Témoignages d’une époque où la pub se disait réclame, les travaux publicitaires de Victor Vasarely rarement montrés. Avant l’Op’art et le Cinétisme.

Mais qui se souvient avec exactitude du logo créé en 1972 pour revigorer l’image de la marque d’automobiles Renault ? L’exposition de ses dessins publicitaires ne nous en dévoile malheureusement pas les recherches. Mais on découvre en une centaine de documents cette activité professionnelle alimentaire méconnue, et néanmoins significative, dans la carrière d’un des plus influents plasticiens de la modernité. De son installation à Paris dans les années 30 jusqu’à 1957 où il se consacre entièrement à ses ambitions artistiques, la présentation suit, linéaire et monotone, un ensemble éclectique de travaux publicitaires originaux, esquisses, encarts pharmaceutiques, affiches, couvertures de livres complétés par des publications d’époque.
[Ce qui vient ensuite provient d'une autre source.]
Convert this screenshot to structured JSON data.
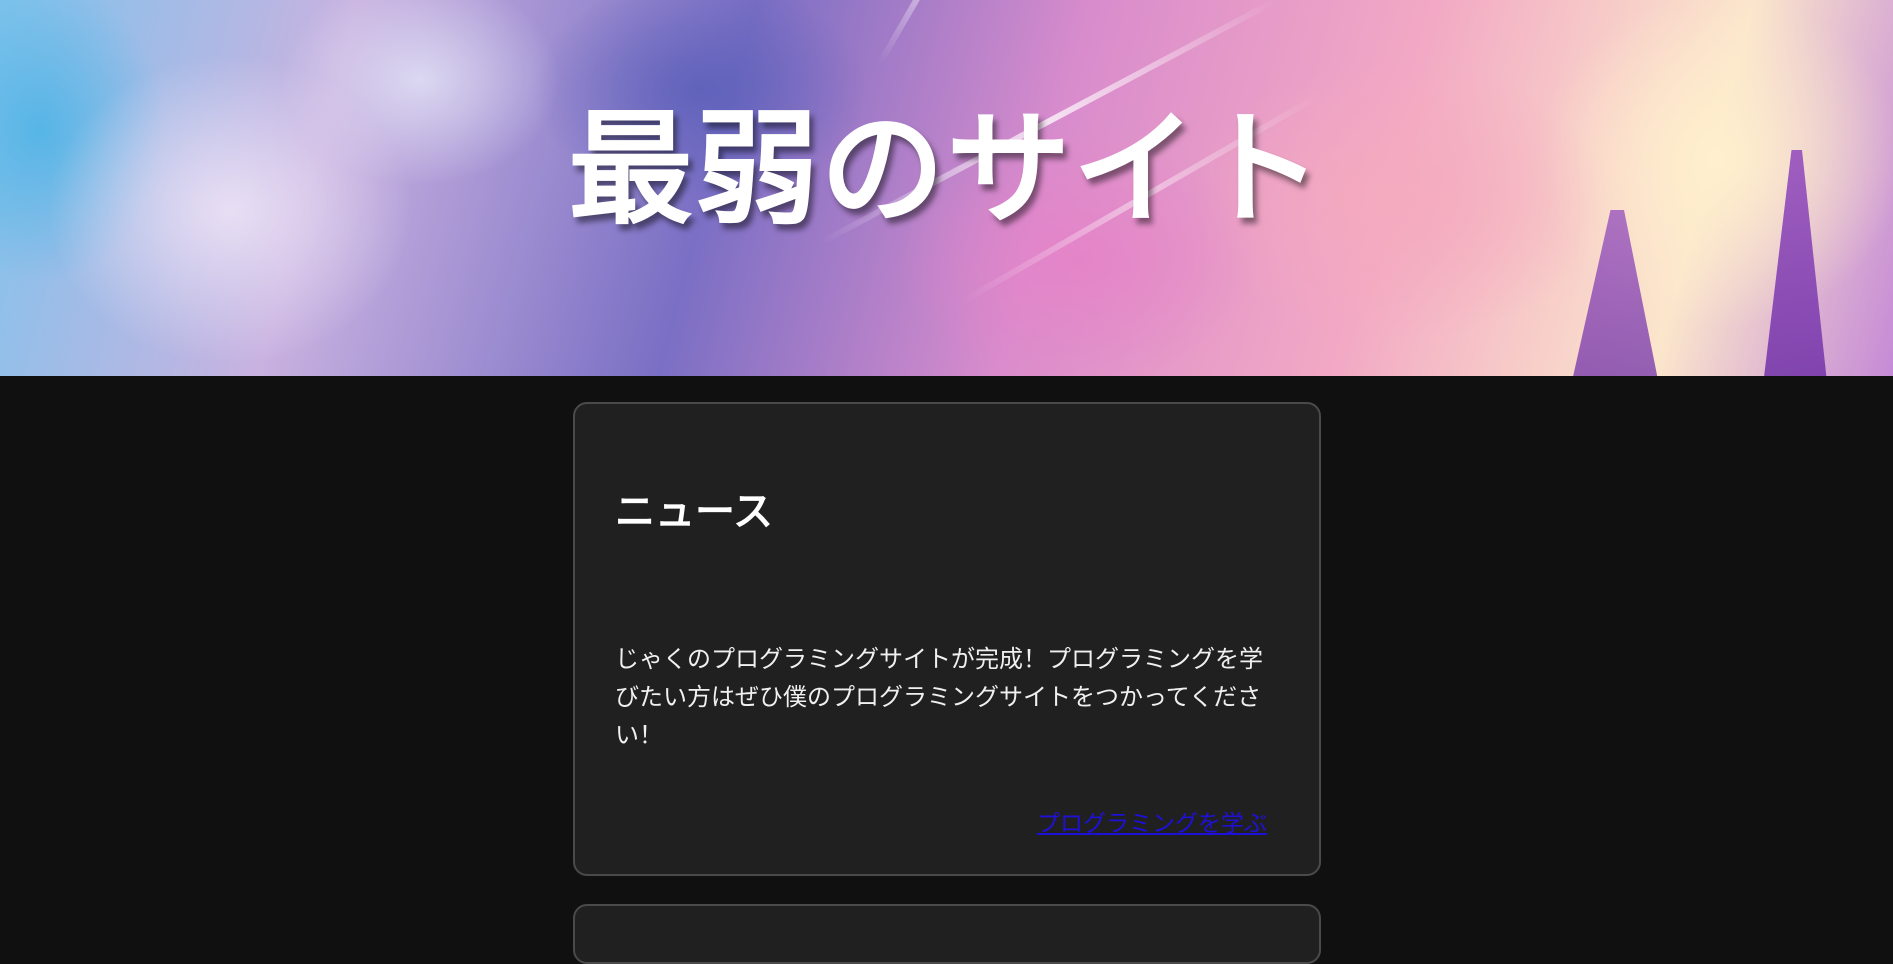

L’évolution des conceptions et des styles de communication visuelle transparaît concomitamment à ses investigations plus personnelles, dans la veine constructive d’un Fernand Léger (Plastocoat), ou vers des recherches plus plasticiennes intégrant différentes techniques modernes : aérographe, montage et collage photographique (Asthme ou l’oiseau rouge), inclusion de matières tel ce voile de tulle noir collé sur gouache (Tuberculose).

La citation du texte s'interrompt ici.